We need to start solving problems permanently on this planet instead of wasting time, money and energy on temporary Band-Aids that make us feel good.

This horrible event will be all the more horrible if we don’t learn from it. Either tens of thousands of lives have been lost in vain, or they have left us the one chance to begin to build the archetypal country of the future.

There will never again be an opportunity so obvious or a people more deserving of a chance to prove what they can do.

All the symbolic gestures are nice — and even important — but they will come and go.

Whatever money gets raised is vitally important right now, but it, too, will come and go.

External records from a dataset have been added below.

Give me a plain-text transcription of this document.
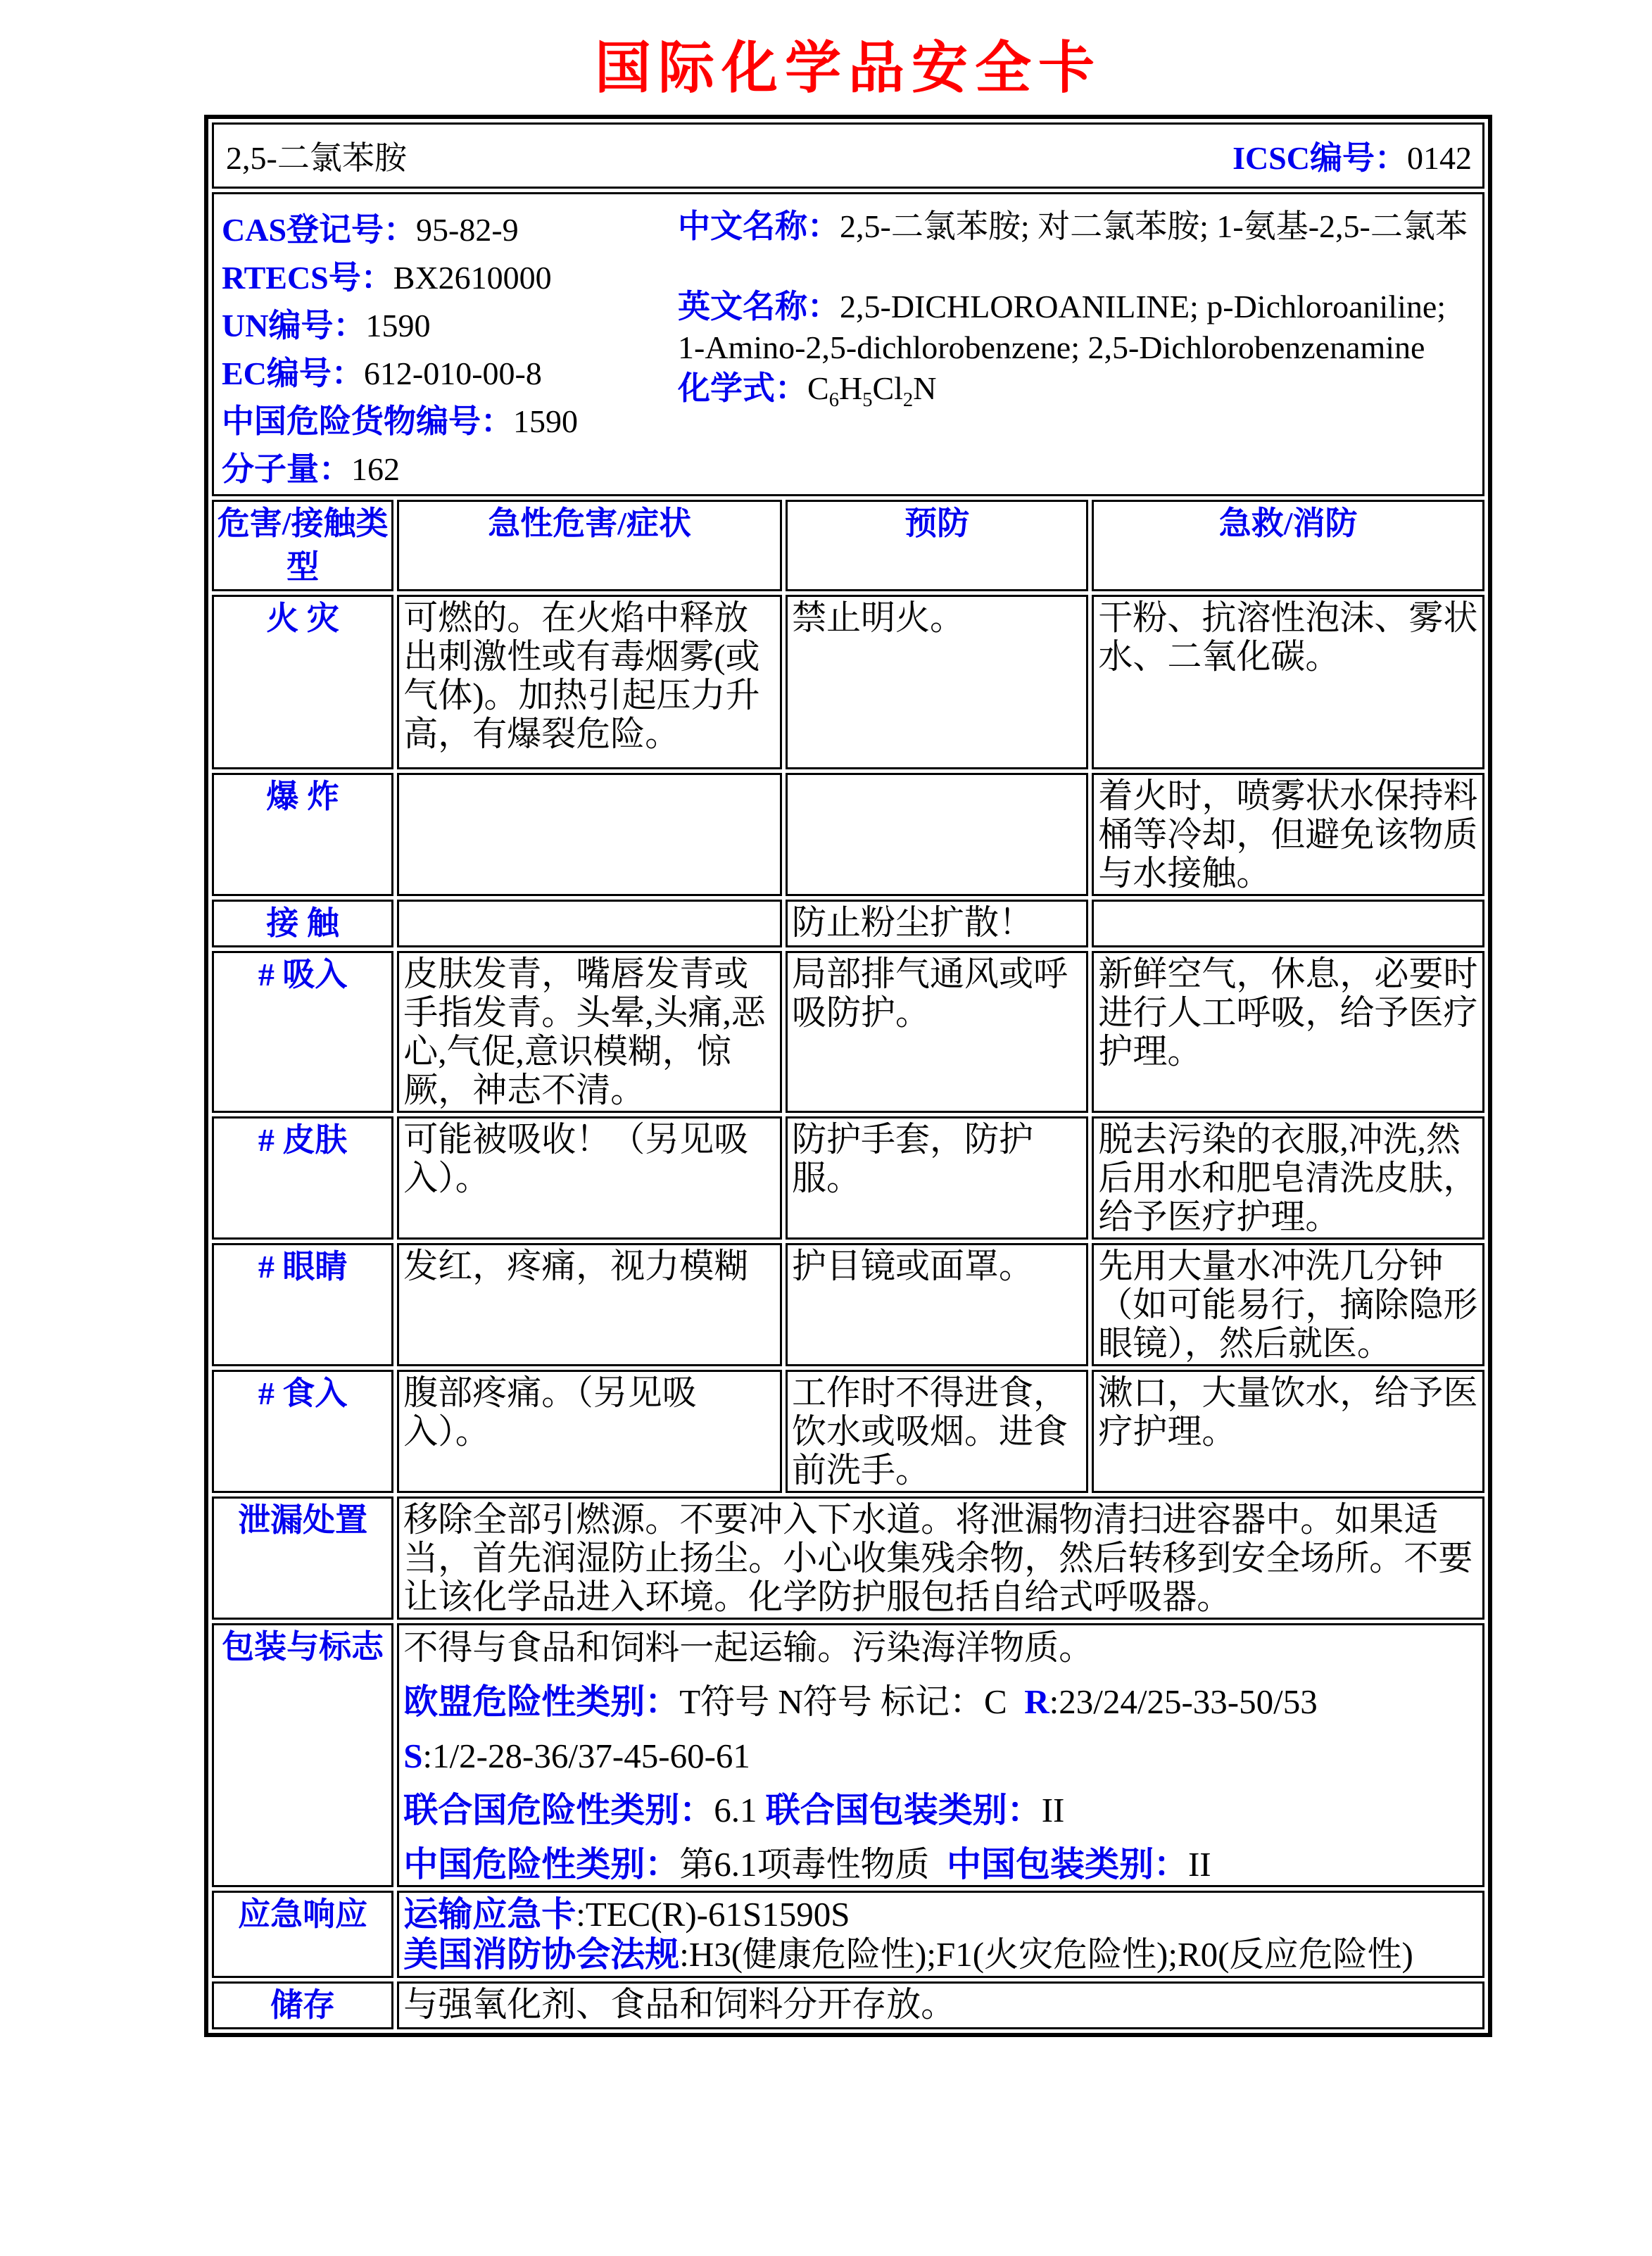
国际化学品安全卡
2,5-二氯苯胺 ICSC编号：0142			

CAS登记号：95-82-9
RTECS号：BX2610000
UN编号：1590
EC编号：612-010-00-8
中国危险货物编号：1590
分子量：162

中文名称：2,5-二氯苯胺; 对二氯苯胺; 1-氨基-2,5-二氯苯

英文名称：2,5-DICHLOROANILINE; p-Dichloroaniline; 1-Amino-2,5-dichlorobenzene; 2,5-Dichlorobenzenamine

化学式：$C_6H_5Cl_2N$

危害/接触类型	急性危害/症状	预防	急救/消防
火 灾	可燃的。在火焰中释放出刺激性或有毒烟雾(或气体)。加热引起压力升高，有爆裂危险。	禁止明火。	干粉、抗溶性泡沫、雾状水、二氧化碳。
爆 炸			着火时，喷雾状水保持料桶等冷却，但避免该物质与水接触。
接 触		防止粉尘扩散！	
# 吸入	皮肤发青，嘴唇发青或手指发青。头晕,头痛,恶心,气促,意识模糊，惊厥，神志不清。	局部排气通风或呼吸防护。	新鲜空气，休息，必要时进行人工呼吸，给予医疗护理。
# 皮肤	可能被吸收！（另见吸入）。	防护手套，防护服。	脱去污染的衣服,冲洗,然后用水和肥皂清洗皮肤，给予医疗护理。
# 眼睛	发红，疼痛，视力模糊	护目镜或面罩。	先用大量水冲洗几分钟（如可能易行，摘除隐形眼镜），然后就医。
# 食入	腹部疼痛。（另见吸入）。	工作时不得进食，饮水或吸烟。进食前洗手。	漱口，大量饮水，给予医疗护理。
泄漏处置	移除全部引燃源。不要冲入下水道。将泄漏物清扫进容器中。如果适当，首先润湿防止扬尘。小心收集残余物，然后转移到安全场所。不要让该化学品进入环境。化学防护服包括自给式呼吸器。		

包装与标志	不得与食品和饲料一起运输。污染海洋物质。

欧盟危险性类别：T符号 N符号 标记：C  R:23/24/25-33-50/53

S:1/2-28-36/37-45-60-61

联合国危险性类别：6.1 联合国包装类别：II

中国危险性类别：第6.1项毒性物质  中国包装类别：II		

应急响应	运输应急卡:TEC(R)-61S1590S

美国消防协会法规:H3(健康危险性);F1(火灾危险性);R0(反应危险性)		

储存	与强氧化剂、食品和饲料分开存放。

For once, let’s do all those things, and then let’s do something that helps permanently.

Let’s not rebuild Haiti; let’s reimagine it.

And then make it happen.

Steven Van Zandt, a guitarist in Bruce Springsteen’s E Street Band, acted in HBO’s “The Sopranos,” created and hosts the radio show “Little Steven’s Underground Garage” and has been recognized by the United Nations for his human rights work in South Africa.